Já faz um tempo que a Terra é um pequeno grande ovo e a acelerada aproximação entre culturas e seus contrastes virou, no mínimo, sinônimo de muita transformação.
Entre tantos ônus, é também graças a este processo que fabulosos registros de tribos ainda relativamente isoladas têm se multiplicado em séries que eu arriscaria celebrar como as mais lindas que se tem notícia.
Já exaltamos muitas delas aqui, mas hoje chamo atenção para algo particular no meio disso tudo: a apropriação e ressignificação de produtos industriais e outras bugigangas ocidentais na estética destes povoados.
De fragmentos da nossa moda a elementos tipicamente descartáveis, como cartões telefônicos, tudo parece digno de releitura e destaque num contexto onde a adornação é imperativa e muito própria a cada um. Um contexto, diga-se de passagem, de muita ostentação mas não necessariamente de acúmulos.
Antes que me acusem de glorificar algo “antropologicamente triste”, reforço que a ênfase aqui não é bem essa e sim um olhar curioso sobre como artefatos quaisquer viajam física e simbolicamente mundo afora, um deslumbramento sobre a própria beleza e significado de um par de chaves... hoje no seu bolso, amanhã sabe-se lá aonde.
Uma garrafa de Coca Cola que surge como um presente divino no meio de uma tribo nômade era o elemento principal do consagrado filme sul africano ‘Os deuses devem estar loucos’, de 1980.
Naquela trama bastante verossímil, o inédito objeto de vidro causa tanto alvoroço que acaba devolvido aos céus depois de desempenhar um leque de funções ‘absurdas’ (aspas pra que te quero!) entre os tribais.
Dizem que vivemos a tal Era da pós produção onde – pelo menos mais do que nunca - nada se cria, tudo apenas se transforma num ctrl C+ctrl V galopante, bastante explícito na figura do DJ e demais subprodutos da cultura da apropriação e releitura.
Se já refletimos muito sobre como o valor das coisas se remete ao contexto, principalmente depois dourinol de Duchamp, este registro de não-pulseiras de relógio escancara, na prática, o remix de extremos em que vivemos. Aqui o conjunto ponteiro-horas-números foi totalmente deixado de lado, excluído. Aqui o tempo (e o babado) é outro...
Selecionei estas fotos dentro do vasto acervo do fotográfo Eric Lafforgue sobre as tribos que habitam o Vale do Rio Omo, território no sudoeste da Etiópia classificado pela Unesco como patrimônio da humanidade.
Segundo testemunho do próprio fotógrafo, cada uma delas parece viver seus últimos momentos tradicionais já que pontes logo interligarão, por exemplo, o remoto vilarejo Daasanach aos bares onde estas tampinhas são só tampinhas.
Sua maior ameaça, no entanto, está na construção de uma barragem que afetará diretamente o cultivo agrícola que praticam a partir das cheias do Rio Omo, já que a região é muito árida (entenda melhor o problema e ajude clicando aqui).
Estes retratos não representam uma única tribo, mas indivíduos de diferentes etnias que tiveram acesso aos produtos made in china negociados nos grandes mercados da região. É lá que eles descolam a preços módicos estas camisetas com marcas e rostos completamente desconhecidos.

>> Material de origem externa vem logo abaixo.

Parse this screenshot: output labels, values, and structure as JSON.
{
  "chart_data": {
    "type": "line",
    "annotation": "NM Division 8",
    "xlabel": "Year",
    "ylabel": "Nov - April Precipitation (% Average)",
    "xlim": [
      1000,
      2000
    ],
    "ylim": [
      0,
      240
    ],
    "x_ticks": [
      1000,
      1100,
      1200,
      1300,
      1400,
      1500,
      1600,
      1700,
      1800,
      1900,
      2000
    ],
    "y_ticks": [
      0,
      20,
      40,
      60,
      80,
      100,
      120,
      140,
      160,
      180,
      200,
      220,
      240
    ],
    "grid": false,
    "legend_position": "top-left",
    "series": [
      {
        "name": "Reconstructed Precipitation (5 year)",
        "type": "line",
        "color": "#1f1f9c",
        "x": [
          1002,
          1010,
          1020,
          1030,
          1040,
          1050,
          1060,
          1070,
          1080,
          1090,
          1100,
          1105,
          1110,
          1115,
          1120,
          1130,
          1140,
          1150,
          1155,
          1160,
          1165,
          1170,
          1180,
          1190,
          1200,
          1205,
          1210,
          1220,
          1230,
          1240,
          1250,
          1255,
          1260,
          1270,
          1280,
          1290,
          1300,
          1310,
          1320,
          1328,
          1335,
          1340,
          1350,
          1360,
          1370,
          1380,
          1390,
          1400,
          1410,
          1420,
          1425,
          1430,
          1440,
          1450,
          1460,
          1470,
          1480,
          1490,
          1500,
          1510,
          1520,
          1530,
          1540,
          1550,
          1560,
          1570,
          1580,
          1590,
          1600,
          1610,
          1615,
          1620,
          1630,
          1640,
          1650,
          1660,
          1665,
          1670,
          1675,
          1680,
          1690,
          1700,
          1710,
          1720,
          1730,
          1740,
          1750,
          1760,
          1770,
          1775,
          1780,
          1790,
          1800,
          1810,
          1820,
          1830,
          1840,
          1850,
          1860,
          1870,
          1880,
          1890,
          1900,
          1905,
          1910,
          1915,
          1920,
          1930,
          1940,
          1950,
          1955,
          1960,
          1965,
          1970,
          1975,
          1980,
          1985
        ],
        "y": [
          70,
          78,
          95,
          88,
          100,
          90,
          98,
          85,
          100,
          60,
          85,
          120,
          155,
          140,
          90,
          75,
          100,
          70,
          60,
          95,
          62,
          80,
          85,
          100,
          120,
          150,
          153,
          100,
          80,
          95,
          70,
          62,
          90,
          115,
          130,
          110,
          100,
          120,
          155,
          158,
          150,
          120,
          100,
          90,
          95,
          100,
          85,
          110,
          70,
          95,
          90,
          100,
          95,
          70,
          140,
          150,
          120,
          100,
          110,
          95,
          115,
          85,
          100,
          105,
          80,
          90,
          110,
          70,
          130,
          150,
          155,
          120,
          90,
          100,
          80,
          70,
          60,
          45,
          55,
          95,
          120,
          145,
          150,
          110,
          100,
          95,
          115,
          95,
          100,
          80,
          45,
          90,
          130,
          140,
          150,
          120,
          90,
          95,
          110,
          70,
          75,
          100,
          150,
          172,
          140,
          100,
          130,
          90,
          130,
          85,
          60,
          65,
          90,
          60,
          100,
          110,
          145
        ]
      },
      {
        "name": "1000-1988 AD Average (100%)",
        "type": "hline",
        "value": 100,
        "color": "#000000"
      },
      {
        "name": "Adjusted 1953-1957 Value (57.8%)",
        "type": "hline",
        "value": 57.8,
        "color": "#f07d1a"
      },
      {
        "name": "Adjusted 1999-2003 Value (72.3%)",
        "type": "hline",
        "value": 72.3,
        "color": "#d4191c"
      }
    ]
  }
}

As trocas se estendem a comportamentos e doenças ao mesmo tempo que a remédios e soluções mas este post e eu, obviamente, não somos os mais indicados para analisar a moralidade e implicações disso tudo. Se deveriam seguir hermeticamente isolados, sem espelhos e hepatite B mas abandonando bebês no mato como mandam algumas de suas tradições é só um viés do quanto o assunto é profundo.
Tenha certeza, no entanto, que nesta reciclagem cultural eles também riem muito do valor dado pelos ocidentais a seus ‘míseros’ e geniais travesseiros de madeira.